App oder nicht App, das ist hier die Frage. Lohnt es sich, in die Programmierung einer App für iPhone/iPod und/oder iPad zu investieren? Diese Frage kann man nicht einfach mit “ja” oder “nein” beantworten.

Wer sich für sein Unternehmen mit dem Gedanken trägt, sollte bedenken, dass die Zahl der Apps, die über den iTunes-Store von Apple erhältlich ist, gigantisch ist. Zur Zeit sind (lt. Appshopper und lt. 148Apps.biz) rund 160.000 Apps dort verfügbar. Nachdem die Zahl Mitte letzen Jahres ihren Höhepunkt (180.000 Apps) erreichte, sank sie kurzfristig. Zur Zeit kommen pro Monat wieder rund 10.000 neue Apps hinzu.
Der Vorteil am iTunes Store ist auch seine Crux: Da die Apps dort exklusiv vertrieben werden, ist kein anderer Weg zum Kunden möglich. Außerdem konkurrieren sowohl bei den Smartphones, wo Apple in Deutschland derzeit hinter Nokia und Google (Android Betriebssystem) die Nr. 3 ist, als auch bei den Tablet-Rechnern (wie dem iPad) unterschiedliche Systeme um die Gunst des Käufers. Klar ist aber auch, dass sich diese Gerätegattungen – und damit auch das mobile Internet – immer stärker durchsetzen.

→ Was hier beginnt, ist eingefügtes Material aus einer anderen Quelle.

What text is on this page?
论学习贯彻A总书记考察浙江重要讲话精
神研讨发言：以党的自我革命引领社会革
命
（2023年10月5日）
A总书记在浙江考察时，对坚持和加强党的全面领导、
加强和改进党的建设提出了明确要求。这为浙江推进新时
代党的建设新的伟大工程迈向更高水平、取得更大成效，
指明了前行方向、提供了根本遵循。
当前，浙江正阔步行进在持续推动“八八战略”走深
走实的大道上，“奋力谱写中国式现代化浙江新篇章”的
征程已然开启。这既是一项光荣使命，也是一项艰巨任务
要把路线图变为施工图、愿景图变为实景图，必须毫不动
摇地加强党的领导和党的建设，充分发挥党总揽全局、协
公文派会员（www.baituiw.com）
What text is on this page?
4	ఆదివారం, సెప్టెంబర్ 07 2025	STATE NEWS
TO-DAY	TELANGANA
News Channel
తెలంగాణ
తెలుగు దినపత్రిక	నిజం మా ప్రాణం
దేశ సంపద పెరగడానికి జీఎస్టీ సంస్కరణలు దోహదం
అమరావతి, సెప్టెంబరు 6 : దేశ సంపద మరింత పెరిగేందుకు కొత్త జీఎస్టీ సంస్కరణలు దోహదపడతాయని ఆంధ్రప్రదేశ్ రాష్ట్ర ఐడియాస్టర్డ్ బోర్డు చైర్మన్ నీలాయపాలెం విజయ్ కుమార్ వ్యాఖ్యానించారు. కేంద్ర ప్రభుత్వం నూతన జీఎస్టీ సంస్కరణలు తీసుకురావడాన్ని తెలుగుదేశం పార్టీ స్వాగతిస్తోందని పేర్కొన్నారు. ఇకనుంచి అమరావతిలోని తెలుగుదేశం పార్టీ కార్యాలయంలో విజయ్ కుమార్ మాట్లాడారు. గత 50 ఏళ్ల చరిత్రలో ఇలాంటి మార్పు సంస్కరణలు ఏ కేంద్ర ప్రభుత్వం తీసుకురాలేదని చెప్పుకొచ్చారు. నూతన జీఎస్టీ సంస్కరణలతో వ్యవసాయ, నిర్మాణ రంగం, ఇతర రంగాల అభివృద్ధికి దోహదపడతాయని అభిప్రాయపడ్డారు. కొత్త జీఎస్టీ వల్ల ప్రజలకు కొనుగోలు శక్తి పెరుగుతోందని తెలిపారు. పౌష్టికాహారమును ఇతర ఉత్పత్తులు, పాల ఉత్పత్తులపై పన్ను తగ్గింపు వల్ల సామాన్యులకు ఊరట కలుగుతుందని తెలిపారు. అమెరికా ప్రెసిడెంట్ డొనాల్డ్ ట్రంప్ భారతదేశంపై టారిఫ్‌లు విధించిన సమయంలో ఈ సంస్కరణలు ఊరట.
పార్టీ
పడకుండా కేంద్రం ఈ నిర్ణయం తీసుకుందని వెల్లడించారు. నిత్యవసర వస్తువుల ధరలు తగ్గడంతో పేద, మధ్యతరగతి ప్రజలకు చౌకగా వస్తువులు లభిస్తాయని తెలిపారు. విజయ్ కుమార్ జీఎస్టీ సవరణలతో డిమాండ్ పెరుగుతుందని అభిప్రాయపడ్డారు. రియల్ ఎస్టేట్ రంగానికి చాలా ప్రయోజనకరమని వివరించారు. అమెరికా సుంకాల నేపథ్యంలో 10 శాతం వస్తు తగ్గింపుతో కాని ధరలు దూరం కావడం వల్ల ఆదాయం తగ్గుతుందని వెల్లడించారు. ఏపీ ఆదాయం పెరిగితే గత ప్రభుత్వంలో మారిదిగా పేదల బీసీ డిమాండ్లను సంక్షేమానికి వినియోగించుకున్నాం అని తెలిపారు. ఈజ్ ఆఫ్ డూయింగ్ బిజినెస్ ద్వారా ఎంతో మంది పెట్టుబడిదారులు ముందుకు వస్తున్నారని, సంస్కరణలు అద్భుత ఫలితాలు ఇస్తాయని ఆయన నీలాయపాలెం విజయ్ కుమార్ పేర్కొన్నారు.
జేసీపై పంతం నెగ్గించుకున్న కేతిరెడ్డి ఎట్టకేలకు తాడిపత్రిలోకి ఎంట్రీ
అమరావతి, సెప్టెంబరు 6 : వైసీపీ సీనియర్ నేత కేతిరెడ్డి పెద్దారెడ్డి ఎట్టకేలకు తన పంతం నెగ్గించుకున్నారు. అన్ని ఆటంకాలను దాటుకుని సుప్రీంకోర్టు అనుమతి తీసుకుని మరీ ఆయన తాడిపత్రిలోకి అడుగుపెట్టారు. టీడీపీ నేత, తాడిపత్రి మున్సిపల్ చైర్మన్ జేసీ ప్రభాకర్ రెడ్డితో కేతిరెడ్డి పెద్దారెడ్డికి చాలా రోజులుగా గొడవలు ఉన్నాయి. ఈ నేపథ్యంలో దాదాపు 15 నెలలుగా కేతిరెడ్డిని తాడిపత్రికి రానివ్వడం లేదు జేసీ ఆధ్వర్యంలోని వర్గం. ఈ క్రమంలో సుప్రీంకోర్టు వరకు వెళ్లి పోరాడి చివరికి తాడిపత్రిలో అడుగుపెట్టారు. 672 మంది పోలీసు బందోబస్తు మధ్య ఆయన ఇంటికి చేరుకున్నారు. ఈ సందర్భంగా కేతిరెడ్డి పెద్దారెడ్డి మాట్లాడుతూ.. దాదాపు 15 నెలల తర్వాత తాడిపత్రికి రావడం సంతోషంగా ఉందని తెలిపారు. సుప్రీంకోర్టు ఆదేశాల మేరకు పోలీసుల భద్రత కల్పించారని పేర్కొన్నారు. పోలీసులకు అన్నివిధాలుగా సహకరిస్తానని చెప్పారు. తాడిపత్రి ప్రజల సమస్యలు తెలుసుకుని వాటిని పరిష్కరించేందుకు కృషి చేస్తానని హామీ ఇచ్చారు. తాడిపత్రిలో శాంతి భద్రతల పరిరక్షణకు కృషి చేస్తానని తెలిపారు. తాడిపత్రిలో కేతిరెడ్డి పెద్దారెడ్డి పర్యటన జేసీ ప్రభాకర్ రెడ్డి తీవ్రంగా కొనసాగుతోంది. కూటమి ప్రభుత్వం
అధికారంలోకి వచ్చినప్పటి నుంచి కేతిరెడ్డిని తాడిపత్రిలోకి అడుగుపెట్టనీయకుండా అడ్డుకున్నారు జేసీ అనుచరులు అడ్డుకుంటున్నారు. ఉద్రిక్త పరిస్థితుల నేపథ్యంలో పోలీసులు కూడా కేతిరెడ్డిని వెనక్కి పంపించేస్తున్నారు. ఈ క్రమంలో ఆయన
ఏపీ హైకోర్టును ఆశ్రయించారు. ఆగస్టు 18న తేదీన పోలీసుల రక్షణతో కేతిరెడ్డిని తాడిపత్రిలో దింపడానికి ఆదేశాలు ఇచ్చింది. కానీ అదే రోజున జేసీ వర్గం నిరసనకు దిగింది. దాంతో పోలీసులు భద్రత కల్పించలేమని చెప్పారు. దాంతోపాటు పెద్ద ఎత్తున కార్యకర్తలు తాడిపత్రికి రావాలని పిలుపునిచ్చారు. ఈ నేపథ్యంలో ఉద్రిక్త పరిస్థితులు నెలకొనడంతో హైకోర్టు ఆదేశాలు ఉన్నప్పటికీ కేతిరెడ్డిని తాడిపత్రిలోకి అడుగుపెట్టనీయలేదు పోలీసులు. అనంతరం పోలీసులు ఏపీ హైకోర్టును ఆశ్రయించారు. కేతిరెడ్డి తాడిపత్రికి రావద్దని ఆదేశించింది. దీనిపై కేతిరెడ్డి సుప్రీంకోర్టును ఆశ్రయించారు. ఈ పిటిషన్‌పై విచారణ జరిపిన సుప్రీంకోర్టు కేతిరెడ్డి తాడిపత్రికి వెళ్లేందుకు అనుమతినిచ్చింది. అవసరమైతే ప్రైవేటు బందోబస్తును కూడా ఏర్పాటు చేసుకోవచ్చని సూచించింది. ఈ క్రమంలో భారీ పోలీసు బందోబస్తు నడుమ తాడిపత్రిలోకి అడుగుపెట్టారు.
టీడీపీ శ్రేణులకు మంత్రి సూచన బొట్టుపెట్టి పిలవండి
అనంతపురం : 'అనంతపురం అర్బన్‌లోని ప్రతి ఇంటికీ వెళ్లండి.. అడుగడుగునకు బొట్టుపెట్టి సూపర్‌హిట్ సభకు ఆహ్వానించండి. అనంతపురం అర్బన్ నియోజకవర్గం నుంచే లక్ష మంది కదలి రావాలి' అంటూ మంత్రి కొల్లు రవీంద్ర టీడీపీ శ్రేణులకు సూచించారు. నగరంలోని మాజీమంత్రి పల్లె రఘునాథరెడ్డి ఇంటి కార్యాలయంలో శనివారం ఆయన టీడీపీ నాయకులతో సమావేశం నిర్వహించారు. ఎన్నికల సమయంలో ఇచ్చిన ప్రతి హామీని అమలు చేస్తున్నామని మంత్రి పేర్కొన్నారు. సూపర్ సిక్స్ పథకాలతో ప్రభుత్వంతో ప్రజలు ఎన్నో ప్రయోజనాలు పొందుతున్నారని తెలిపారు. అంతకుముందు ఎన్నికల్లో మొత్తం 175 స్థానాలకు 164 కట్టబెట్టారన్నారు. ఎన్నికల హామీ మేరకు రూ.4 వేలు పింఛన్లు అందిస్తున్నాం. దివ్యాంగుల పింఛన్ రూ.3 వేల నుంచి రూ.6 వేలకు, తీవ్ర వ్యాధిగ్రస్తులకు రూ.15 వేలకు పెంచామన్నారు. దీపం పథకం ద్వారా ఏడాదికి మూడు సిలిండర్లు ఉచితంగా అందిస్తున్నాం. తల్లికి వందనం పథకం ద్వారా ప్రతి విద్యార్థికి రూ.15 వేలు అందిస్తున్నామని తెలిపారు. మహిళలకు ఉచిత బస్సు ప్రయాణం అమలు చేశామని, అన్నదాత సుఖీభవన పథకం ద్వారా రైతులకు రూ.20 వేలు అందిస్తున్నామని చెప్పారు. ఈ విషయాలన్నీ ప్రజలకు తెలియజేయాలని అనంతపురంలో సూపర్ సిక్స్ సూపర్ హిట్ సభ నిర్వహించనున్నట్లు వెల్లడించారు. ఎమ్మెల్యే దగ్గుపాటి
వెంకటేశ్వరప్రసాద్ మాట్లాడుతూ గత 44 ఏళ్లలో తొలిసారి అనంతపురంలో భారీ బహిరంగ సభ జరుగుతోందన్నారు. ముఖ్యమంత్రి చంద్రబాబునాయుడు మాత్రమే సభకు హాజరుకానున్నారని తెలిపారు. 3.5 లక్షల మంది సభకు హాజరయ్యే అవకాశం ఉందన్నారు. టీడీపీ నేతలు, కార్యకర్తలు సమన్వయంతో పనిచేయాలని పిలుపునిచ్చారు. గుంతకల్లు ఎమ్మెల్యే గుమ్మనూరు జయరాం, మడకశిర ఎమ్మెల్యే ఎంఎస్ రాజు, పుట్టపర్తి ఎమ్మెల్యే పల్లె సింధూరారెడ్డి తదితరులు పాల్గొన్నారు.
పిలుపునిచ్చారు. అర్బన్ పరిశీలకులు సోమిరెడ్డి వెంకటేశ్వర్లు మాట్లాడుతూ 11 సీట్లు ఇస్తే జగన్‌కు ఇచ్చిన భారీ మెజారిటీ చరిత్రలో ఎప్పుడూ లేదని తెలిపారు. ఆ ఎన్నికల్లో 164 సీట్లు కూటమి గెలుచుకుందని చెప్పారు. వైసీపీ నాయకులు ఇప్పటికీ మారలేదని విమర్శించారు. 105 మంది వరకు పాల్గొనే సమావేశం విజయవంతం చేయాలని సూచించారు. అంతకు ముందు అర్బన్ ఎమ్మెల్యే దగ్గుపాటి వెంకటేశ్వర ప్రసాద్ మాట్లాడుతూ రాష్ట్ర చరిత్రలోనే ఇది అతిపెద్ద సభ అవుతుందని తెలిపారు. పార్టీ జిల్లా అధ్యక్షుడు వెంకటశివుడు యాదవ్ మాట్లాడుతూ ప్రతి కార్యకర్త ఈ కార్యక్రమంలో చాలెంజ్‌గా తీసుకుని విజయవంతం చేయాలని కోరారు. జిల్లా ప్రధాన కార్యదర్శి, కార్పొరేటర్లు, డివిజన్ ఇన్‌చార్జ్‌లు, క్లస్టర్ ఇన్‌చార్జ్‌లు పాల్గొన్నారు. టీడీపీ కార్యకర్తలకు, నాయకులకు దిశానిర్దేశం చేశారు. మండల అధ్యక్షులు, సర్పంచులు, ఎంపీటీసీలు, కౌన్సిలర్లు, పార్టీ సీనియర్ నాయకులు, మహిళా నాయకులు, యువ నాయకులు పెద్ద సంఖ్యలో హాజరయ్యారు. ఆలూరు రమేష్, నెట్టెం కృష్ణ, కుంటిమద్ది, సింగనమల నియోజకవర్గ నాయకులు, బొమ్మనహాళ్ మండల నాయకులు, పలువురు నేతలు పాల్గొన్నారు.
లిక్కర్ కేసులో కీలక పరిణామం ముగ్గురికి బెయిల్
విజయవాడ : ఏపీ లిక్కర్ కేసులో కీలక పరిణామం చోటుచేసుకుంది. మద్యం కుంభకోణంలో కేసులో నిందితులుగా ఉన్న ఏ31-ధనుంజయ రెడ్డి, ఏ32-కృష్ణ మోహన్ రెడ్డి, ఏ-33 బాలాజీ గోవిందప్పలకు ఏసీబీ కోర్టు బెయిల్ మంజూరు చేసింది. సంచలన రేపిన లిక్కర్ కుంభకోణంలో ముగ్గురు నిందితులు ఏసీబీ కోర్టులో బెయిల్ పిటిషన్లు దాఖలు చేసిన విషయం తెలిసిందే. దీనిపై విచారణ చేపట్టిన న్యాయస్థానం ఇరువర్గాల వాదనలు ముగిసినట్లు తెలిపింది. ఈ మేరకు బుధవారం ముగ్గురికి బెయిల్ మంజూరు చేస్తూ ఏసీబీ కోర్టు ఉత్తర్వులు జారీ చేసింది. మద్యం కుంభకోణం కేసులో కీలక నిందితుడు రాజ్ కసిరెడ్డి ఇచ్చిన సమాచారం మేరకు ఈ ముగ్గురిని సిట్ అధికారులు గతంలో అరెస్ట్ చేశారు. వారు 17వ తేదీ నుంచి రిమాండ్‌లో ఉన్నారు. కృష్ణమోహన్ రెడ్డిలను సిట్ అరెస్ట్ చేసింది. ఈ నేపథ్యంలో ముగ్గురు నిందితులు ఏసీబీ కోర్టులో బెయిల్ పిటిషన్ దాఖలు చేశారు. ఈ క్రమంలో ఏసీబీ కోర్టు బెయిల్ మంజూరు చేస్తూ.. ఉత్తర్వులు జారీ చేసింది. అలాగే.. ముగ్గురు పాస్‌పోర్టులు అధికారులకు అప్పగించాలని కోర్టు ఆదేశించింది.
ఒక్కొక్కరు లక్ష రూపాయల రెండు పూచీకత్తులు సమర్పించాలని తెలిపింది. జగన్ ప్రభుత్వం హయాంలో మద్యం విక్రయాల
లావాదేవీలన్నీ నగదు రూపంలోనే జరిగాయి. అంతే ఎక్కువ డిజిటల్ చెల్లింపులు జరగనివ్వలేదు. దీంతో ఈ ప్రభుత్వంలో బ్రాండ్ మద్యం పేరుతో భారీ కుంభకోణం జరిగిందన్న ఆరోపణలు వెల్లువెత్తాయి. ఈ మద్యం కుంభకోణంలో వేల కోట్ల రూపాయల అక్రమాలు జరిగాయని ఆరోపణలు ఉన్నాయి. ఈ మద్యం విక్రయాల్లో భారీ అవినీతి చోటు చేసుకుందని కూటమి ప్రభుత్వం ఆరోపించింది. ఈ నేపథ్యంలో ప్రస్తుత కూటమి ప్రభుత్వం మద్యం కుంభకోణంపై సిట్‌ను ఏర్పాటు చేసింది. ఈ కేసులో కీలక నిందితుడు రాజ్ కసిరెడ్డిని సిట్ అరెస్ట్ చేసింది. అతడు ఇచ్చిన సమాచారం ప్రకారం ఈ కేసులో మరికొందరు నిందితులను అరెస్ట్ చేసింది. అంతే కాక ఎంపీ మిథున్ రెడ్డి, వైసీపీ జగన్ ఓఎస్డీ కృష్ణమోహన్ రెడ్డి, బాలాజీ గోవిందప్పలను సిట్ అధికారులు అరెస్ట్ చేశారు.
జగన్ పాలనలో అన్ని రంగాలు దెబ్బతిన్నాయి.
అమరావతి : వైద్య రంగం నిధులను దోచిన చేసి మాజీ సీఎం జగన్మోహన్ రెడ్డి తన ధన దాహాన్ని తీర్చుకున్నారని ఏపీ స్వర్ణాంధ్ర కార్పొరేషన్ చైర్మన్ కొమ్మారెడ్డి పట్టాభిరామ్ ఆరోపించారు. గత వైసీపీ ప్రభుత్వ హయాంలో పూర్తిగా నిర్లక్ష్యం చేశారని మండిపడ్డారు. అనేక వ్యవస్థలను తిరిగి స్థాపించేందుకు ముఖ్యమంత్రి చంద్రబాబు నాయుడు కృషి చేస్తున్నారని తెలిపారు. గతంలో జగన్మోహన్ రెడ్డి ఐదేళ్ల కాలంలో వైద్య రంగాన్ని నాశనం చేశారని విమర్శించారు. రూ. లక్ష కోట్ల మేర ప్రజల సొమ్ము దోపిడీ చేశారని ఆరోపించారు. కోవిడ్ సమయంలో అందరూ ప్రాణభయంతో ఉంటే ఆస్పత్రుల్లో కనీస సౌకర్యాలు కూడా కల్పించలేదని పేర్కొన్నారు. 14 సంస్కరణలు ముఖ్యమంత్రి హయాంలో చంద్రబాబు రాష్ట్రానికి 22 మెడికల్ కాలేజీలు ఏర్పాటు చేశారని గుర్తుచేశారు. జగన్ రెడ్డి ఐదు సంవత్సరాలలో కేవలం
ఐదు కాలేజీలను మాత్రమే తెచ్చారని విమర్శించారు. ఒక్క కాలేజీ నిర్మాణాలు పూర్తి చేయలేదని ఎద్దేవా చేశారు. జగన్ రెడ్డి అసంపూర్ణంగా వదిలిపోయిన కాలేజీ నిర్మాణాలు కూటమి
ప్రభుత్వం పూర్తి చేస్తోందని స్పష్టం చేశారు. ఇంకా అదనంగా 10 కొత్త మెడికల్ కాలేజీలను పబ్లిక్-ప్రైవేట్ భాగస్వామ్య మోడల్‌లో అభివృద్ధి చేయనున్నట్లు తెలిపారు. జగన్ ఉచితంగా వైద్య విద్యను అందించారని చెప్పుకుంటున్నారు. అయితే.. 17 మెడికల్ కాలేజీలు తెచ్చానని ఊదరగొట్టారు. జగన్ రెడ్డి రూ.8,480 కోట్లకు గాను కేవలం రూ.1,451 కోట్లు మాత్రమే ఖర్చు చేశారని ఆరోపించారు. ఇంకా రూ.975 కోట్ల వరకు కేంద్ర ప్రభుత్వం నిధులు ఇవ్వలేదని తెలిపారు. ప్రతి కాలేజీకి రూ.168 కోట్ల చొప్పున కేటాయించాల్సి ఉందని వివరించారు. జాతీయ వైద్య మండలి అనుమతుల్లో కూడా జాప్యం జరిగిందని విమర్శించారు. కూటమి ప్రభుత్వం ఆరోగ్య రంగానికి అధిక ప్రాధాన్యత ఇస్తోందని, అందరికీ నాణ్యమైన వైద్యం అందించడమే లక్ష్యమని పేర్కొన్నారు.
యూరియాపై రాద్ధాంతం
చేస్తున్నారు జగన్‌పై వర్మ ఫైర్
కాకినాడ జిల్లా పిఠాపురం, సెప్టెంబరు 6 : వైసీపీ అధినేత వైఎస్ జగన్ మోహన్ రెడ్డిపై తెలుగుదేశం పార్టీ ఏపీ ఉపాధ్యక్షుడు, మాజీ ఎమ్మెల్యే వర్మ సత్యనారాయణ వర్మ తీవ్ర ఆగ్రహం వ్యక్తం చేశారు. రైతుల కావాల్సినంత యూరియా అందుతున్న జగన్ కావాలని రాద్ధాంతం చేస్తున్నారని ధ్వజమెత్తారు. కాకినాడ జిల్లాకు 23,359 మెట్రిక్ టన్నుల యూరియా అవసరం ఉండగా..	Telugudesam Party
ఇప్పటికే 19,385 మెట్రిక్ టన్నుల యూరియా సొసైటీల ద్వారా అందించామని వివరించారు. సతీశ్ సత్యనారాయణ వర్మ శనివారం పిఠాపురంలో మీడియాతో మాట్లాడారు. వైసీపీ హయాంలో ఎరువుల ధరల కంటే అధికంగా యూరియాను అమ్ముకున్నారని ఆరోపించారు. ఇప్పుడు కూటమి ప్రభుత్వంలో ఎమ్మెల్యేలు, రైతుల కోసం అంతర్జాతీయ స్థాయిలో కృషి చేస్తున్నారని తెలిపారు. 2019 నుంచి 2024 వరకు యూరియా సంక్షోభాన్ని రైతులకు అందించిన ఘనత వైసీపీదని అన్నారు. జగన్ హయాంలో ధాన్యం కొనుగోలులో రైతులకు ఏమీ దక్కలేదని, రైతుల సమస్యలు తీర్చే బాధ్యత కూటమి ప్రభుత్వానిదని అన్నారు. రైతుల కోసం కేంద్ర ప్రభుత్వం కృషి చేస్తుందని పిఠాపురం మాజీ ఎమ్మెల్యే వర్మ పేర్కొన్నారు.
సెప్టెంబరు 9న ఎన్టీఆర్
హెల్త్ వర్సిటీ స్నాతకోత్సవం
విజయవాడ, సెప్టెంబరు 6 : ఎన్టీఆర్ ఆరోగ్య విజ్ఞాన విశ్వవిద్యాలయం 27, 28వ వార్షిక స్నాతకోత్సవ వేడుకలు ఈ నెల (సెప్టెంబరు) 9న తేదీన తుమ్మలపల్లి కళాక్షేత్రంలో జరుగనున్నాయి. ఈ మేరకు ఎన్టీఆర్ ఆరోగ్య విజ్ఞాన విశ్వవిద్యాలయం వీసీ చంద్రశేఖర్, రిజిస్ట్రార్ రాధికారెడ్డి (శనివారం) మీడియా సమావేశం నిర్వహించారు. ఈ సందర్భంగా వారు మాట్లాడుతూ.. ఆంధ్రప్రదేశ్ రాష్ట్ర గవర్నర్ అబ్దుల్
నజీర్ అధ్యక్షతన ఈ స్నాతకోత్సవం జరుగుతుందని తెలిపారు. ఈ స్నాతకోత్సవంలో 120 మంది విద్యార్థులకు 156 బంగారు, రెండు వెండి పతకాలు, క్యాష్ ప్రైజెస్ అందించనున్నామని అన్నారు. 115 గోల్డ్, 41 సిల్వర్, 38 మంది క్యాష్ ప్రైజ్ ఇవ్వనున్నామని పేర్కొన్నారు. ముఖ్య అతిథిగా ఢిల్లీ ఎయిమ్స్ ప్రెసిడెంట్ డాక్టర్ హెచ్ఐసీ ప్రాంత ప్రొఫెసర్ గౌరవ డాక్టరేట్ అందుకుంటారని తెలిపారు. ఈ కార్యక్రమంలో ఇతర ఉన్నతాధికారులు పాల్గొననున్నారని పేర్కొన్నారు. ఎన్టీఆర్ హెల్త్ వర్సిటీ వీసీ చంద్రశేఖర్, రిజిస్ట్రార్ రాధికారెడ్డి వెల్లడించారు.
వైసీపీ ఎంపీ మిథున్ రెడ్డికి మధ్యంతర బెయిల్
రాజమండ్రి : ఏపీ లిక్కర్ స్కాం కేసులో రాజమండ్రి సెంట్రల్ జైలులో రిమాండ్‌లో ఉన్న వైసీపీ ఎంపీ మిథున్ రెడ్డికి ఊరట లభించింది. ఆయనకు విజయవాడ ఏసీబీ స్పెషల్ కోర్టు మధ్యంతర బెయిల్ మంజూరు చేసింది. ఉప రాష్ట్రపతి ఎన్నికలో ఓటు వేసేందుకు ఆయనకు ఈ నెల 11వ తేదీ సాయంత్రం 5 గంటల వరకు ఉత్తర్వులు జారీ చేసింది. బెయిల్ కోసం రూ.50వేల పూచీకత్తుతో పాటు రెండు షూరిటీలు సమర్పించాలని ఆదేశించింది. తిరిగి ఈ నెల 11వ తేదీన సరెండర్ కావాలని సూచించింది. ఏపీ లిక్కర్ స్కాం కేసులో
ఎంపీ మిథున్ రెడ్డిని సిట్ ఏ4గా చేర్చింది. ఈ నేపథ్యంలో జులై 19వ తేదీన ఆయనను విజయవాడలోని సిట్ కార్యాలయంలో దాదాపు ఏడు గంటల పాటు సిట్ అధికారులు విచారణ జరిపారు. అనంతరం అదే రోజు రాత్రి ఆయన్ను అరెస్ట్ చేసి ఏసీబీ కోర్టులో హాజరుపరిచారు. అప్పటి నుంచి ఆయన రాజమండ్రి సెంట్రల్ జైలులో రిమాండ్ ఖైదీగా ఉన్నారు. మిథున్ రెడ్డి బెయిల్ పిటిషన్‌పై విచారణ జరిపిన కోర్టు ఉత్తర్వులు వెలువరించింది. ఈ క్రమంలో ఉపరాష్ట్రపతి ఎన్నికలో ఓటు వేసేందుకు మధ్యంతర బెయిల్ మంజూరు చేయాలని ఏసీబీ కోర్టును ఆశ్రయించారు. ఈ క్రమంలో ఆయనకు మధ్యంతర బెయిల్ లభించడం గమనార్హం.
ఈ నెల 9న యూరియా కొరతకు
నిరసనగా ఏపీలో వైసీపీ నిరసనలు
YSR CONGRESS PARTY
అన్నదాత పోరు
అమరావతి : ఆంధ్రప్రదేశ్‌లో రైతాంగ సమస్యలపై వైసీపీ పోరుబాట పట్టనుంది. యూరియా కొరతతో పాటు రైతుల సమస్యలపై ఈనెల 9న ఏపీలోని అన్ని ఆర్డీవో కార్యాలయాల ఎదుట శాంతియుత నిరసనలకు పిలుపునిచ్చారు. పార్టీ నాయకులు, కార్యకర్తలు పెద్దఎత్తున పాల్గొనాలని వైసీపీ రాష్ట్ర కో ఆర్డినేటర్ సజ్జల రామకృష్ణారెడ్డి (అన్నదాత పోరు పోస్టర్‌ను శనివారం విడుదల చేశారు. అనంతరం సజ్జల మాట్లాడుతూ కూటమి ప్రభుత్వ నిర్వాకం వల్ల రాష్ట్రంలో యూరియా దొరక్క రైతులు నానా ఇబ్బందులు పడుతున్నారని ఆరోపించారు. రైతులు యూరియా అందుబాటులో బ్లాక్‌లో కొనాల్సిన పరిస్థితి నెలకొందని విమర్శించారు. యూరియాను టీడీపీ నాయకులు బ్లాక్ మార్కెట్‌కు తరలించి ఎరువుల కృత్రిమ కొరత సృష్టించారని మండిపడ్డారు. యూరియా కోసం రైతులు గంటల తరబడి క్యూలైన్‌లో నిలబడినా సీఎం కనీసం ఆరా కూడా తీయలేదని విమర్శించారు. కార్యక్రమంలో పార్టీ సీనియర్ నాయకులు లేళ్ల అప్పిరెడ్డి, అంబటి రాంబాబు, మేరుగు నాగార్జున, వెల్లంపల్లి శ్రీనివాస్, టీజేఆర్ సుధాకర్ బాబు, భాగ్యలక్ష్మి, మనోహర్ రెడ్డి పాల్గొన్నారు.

Im Moment werden Standards entwickelt, die es ermöglichen sollen, Apps Plattform-übergreifend zu produzieren und auch zu verteilen. Auch Apple öffnet seine Strukturen künftig ein Stück weit, unter anderem für Werbung rund um die Apps. Was Apple wirklich erlauben wird, werden wir spätestens mit den Markteinführungen von iPad 2 und iPhone 5 sehen.
Es wird auf jeden Fall zu einer Standardisierung der Apps kommen – das zeigt die wachsende Zahl sogenannter Web Apps, die tatsächlich auf nahezu allen mobilen Endgeräten laufen. Aber auch mit diesem kostentechnischen Fortschritt ist eine App für sich erstmal eine heike Sache. Denn was nützt es, wenn die schöne App im Apple Store oder auch im Internet zwischen all den anderen “versauert”? Damit das nicht passiert, muss sie längerfristig in die Marketing- und PR-Strategien, auch in die Mediaplanung eingebunden werden.
Die Unternehmenskommunikation zu vernetzen, also “klassische” Pressetexte, Endkunden-Mailings, Social Media Kanäle, Anzeigenschaltung und auch Apps wird immer wichtiger. Damit die Kunden die App im Fokus haben und man öfter “drüber reden” kann, muss es mehr als einen Nutzwert geben. Eine App, die nur dazu dient, dem Kunden einmal ein Produkt zu verkaufen, ist danach mausetot. Die Botschaft kann also nur heißen “Baue Apps, die der Kunde haben will und sprich darüber”. Denn dann kann die Investition in ein solches Programm die Marke tatsächlich stärken und helfen, die Markenwerte beim Kunden noch besser zu verankern.